De Jardineiro a Mestre: o arco do herói de Samwise Gamgi

Cristina Casagrande

Muitos debatem quem é o herói de O Senhor dos Anéis, gerando algumas discussões que culminam em uma série de conclusões, desde estudos literários aprofundados até uma fábrica de memes. Mas a verdade é que essa busca pelo grande e verdadeiro herói da saga do Anel até hoje chegou a apenas uma resposta segura: não há. Claro, há heróis, mas não apenas um. Já falamos sobre isso anteriormente no texto que abordava a magnanimidade de Frodo (também apresentado no YouTube).

O filólogo e professor de Oxford que tanto primava pelo medievalismo e o saber dos antigos também tinha uma série de características modernas — e diria até mesmo pós-modernas — em sua literatura, dentre elas, a multiplicidade de heróis. Em sua sabedoria calcada no realismo filosófico, Tolkien sabia que não é possível encontrar em uma mera criatura todo o poder de salvar o mundo, ainda que em apenas um recorte dele, delimitado no tempo e no espaço — a Terra-média, ao final da Terceira Era.

Mas, na concepção de seu leitor mais especializado (o próprio autor), existe um herói principal, não exclusivo, mas o que recebe uma relevância um pouco maior que os outros. Ele não aborda isso com muito destaque, mas diz en passant na famosa Carta 131, dirigida a Milton Waldman, então editor da Collins:

Creio que o amor simples e “rústico” de Sam e sua Rosinha (não elaborado em parte alguma) é absolutamente essencial ao estudo de seu caráter (do herói principal) e ao tema da relação entre a vida comum (respirar, comer, trabalhar, gerar) e as buscas, o sacrifício, as causas e o “ansiar pelos Elfos”, e a beleza absoluta. (2010, p. 156, grifo nosso)
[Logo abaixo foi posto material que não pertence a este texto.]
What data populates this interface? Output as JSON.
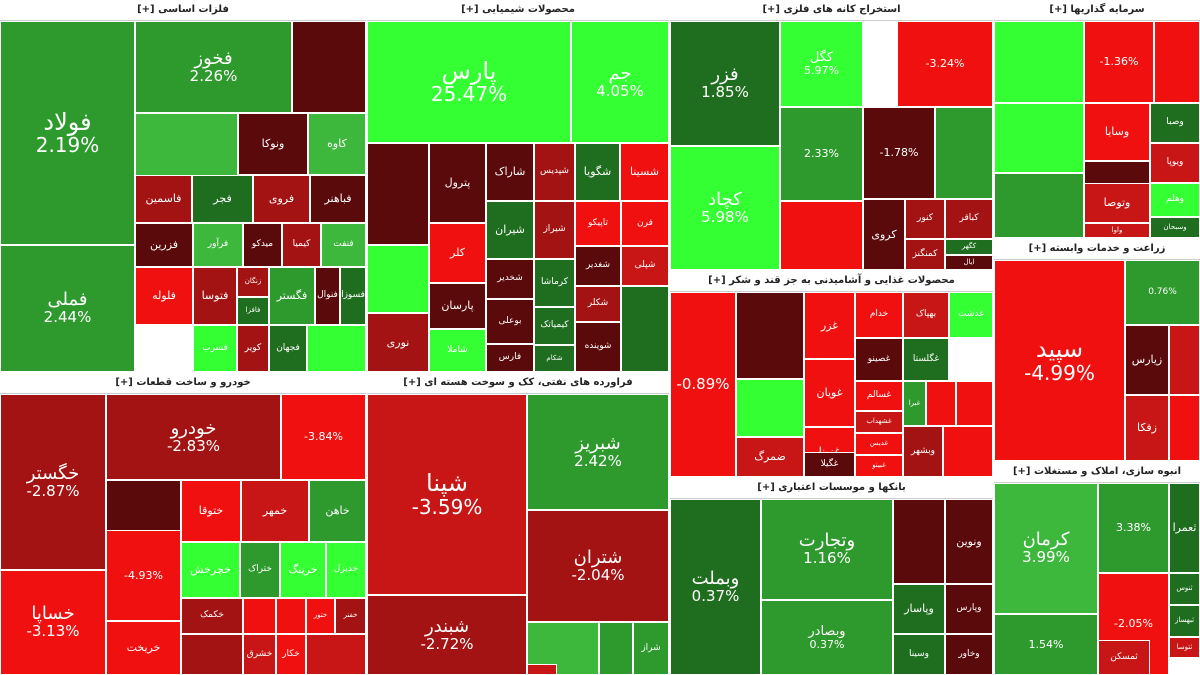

Sam traz consigo a praticidade da vida ligada à natureza e, com ela, desenvolve-se do ponto de vista cultural e até mesmo espiritual. O simples jardineiro, empregado de Frodo Bolseiro, cresce enquanto indivíduo e desenvolve a sua heroicidade ao longo da jornada, em busca da destruição do Anel. É justamente na simplicidade do homem comum, calcada na humildade, que Sam demonstra a sua grandeza, para além das posições sociais.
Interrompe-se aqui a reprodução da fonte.